The cost is a sizeable increase on the £700 cost of travelling to the Rhodes games last year – when the SFA decided not to send a team to defend the gold medal they won here in 2005. Ways of raising funds for the trip are now to be examined and Flaws is calling for the SIC to make an increased contribution to the costs for all competitors travelling to Åland.

“I’m hoping to be speaking to the convener shortly,” he said.

“If they were doing that it would have to be across the board and I’d hope they would. It is the best of Shetland sportsmen and women that’s representing the islands, and I would hope that the local authority would help to support that.”

Convener Sandy Cluness said the extra cost for the cream of Shetland’s crop of sportsmen and women sounded “horrendous” and that, while those wanting to take part in the games would have to do their utmost in terms of fundraising, he thought it was something the council could possibly make a contribution to.

He said: “Folk will have to try and raise as much as they possibly can, but [I think we should] certainly look at whether we can do something, I don’t know exactly what.”

• Meanwhile, overall team manager Bob Kerr said this week that following a Shetland Island Games Association (SIGA) meeting on Tuesday night it appears that the Shetland squad for Åland will number around 140 competitors, though that number will obviously be subject to change before the final 27th April deadline, and that the team is to charter a flight from Aberdeen to Åland.

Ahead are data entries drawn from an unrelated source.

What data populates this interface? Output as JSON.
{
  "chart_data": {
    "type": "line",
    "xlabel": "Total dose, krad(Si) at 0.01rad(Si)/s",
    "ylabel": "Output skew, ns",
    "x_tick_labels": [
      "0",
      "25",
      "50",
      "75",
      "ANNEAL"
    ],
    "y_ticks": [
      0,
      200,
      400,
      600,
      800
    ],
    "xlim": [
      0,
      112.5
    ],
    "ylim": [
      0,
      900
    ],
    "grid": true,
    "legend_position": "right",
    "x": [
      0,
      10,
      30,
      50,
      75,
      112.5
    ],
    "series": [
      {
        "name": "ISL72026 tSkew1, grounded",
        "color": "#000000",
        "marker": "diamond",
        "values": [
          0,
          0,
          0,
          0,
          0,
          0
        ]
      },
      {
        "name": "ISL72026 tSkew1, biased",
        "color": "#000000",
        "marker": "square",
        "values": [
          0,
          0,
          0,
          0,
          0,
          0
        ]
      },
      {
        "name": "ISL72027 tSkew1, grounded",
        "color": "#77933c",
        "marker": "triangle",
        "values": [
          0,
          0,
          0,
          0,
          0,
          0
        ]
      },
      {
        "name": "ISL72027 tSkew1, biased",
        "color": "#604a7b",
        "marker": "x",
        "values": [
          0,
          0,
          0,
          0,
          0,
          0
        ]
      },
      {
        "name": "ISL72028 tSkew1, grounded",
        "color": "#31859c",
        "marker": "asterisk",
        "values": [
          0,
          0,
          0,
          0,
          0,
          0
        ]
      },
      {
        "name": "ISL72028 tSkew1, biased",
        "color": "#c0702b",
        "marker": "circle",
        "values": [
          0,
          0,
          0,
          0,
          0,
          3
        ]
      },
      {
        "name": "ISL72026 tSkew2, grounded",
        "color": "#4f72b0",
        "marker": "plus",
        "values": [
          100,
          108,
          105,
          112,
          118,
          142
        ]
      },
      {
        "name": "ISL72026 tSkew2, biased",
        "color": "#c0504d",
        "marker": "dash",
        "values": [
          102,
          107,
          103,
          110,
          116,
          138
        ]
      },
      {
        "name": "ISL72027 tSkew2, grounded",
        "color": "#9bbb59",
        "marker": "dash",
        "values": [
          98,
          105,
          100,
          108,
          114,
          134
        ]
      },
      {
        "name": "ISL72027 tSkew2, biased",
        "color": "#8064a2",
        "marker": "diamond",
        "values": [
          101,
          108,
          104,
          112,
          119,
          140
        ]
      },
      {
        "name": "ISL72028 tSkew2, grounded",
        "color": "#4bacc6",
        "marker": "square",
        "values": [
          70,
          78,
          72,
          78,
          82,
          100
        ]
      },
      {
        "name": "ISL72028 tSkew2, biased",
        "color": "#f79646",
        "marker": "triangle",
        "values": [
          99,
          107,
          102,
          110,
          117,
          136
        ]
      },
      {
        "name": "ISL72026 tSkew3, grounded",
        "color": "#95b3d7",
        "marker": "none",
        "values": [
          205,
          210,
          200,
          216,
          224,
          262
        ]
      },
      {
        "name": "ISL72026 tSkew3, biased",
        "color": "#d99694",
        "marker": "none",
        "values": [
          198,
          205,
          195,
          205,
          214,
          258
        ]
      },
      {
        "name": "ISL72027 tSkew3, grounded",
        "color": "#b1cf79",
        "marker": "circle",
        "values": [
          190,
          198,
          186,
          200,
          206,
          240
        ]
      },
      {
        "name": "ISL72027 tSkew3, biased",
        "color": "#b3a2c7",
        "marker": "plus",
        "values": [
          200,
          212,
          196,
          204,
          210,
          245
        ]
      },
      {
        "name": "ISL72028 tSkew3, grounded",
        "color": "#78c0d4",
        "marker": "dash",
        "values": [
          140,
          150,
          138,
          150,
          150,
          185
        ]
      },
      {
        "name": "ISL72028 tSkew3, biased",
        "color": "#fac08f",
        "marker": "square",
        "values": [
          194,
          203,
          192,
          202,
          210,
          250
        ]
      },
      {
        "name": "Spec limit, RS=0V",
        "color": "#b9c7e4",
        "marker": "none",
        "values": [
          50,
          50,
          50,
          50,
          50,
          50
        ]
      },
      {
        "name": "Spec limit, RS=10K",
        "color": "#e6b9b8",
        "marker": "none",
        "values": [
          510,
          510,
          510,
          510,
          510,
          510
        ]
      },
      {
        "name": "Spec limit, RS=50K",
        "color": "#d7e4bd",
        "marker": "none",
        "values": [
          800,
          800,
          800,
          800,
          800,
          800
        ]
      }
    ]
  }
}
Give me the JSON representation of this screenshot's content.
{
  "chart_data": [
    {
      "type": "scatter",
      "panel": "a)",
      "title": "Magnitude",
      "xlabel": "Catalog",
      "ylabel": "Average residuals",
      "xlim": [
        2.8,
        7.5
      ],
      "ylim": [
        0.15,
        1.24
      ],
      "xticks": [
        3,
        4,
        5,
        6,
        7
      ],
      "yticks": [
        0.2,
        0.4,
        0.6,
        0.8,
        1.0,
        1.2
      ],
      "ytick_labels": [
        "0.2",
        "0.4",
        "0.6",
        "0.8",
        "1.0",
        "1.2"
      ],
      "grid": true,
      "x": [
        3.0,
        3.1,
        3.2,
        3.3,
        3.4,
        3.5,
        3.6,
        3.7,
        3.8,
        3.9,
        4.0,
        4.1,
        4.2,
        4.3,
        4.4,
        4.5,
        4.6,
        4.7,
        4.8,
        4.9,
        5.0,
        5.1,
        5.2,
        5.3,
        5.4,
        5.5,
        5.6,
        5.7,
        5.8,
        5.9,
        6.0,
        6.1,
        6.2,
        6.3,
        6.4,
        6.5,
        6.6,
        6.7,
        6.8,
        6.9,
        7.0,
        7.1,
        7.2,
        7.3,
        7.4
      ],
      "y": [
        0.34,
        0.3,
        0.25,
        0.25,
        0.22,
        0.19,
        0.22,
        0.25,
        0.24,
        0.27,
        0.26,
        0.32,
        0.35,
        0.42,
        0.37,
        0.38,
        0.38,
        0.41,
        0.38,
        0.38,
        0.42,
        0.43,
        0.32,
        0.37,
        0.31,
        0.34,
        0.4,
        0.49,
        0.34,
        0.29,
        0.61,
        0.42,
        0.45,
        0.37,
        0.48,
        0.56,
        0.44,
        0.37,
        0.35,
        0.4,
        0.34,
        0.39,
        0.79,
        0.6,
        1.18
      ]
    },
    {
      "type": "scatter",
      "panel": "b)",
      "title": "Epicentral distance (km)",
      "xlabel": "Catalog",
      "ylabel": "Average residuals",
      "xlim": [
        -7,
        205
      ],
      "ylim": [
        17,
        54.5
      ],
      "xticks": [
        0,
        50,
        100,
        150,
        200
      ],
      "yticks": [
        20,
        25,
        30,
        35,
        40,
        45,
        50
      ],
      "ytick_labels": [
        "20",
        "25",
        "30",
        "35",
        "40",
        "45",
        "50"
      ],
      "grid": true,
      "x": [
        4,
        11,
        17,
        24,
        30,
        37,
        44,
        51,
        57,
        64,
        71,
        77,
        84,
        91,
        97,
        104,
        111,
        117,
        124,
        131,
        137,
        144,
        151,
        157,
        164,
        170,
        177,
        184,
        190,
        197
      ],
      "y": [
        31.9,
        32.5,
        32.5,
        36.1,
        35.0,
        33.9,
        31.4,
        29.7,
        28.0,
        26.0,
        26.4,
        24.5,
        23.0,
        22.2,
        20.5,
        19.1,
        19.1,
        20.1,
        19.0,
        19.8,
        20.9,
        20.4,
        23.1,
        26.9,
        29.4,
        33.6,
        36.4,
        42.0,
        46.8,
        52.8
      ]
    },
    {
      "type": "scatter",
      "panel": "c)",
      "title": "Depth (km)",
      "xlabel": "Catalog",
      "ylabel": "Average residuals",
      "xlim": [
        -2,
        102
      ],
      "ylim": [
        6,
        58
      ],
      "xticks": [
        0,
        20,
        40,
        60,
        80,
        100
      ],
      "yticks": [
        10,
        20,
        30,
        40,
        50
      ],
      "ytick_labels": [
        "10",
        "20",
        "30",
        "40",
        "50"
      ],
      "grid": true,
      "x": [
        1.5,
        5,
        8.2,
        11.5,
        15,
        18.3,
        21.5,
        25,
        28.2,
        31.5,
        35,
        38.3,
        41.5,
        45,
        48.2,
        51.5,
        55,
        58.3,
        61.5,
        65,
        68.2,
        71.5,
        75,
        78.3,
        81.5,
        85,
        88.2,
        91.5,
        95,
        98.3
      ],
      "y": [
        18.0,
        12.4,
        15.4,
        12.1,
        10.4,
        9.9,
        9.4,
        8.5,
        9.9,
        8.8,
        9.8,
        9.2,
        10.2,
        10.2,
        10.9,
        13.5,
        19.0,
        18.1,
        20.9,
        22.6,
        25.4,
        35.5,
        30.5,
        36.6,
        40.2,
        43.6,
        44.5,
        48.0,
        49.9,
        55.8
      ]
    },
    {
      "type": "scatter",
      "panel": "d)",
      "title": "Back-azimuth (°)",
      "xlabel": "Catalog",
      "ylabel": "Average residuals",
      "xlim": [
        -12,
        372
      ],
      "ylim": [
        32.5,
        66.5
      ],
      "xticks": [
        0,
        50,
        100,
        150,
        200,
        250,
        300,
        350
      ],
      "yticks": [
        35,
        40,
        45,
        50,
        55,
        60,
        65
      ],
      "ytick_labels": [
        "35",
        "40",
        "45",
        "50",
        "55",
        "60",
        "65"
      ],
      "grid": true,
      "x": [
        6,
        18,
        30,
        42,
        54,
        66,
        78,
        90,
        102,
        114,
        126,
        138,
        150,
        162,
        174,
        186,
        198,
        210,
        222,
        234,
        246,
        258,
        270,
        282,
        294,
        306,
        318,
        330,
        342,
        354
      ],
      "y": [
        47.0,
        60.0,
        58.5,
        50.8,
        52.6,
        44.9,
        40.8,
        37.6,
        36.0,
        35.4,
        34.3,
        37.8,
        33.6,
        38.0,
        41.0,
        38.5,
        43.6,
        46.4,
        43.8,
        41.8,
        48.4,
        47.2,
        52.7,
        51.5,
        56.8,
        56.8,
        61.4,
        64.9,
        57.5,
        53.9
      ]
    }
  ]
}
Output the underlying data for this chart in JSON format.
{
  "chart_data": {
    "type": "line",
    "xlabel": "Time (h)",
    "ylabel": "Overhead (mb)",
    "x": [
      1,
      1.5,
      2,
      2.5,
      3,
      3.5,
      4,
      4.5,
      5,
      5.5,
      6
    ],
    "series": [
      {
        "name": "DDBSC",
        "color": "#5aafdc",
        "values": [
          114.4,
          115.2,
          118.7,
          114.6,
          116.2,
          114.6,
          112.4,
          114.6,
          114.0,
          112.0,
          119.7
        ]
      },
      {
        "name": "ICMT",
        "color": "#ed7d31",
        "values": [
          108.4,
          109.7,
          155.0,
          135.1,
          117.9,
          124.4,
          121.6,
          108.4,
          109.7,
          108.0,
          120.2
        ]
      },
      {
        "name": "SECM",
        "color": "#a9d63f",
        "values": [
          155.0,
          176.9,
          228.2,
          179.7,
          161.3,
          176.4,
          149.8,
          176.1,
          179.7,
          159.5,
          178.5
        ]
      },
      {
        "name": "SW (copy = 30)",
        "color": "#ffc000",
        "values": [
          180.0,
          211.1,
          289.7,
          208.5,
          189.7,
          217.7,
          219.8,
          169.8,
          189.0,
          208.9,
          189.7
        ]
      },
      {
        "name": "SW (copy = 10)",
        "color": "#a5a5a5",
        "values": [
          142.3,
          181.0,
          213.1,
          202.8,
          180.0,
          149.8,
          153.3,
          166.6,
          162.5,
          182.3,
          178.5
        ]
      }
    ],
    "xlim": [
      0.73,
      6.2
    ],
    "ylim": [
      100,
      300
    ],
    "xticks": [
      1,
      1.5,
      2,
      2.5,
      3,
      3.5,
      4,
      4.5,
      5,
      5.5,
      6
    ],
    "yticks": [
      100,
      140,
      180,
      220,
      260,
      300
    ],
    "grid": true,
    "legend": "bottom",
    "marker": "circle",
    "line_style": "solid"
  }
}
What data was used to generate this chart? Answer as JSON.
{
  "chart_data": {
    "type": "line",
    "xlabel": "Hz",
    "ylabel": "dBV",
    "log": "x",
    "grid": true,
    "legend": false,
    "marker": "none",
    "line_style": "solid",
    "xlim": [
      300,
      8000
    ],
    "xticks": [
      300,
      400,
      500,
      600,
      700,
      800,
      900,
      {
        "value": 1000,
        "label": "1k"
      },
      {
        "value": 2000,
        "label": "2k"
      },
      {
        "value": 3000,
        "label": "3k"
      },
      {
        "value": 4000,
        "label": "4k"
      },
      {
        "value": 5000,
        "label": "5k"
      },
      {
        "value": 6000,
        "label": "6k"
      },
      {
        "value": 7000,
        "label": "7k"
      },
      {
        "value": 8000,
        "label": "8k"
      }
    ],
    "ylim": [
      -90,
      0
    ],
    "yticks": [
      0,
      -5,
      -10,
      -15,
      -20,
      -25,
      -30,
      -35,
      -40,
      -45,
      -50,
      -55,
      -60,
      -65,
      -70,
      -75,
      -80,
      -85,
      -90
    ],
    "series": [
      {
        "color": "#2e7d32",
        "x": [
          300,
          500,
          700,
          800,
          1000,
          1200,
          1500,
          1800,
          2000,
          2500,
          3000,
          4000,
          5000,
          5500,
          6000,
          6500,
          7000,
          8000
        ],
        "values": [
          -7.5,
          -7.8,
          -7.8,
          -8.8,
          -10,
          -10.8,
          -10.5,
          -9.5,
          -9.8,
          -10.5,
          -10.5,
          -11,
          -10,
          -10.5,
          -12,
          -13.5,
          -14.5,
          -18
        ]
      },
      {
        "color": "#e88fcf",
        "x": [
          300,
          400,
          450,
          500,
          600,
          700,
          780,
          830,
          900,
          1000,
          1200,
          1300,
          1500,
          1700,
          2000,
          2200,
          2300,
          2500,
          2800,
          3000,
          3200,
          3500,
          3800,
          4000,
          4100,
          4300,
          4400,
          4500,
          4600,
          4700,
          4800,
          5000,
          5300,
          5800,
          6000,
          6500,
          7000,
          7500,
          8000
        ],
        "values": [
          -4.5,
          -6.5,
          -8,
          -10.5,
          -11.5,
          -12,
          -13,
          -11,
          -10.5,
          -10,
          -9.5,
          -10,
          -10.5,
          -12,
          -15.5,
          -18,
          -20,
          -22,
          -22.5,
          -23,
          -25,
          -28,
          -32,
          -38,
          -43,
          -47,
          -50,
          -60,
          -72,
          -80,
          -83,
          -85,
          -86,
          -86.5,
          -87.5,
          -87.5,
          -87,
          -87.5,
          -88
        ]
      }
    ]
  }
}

In 2007, the SIC gave a grant of £31,968 towards the overall cost of the Shetland team’s participation in Rhodes and Mr Kerr said another application for grant assistance would be made early next year. The total cost of last year’s trip came to £87,874, but with added travel and accommodation costs this time around and the prospect of the number of competitors from the isles almost doubling, the figure is likely to be substantially higher.

Mr Kerr said SIGA was very appreciative of the council’s continued support and appealed for any local businesses interested in sponsoring the team to come forward. “We would be looking for all sports and the team collectively to be involved in as much fundraising as possible to try and reduce the overall cost to each participant,” he added.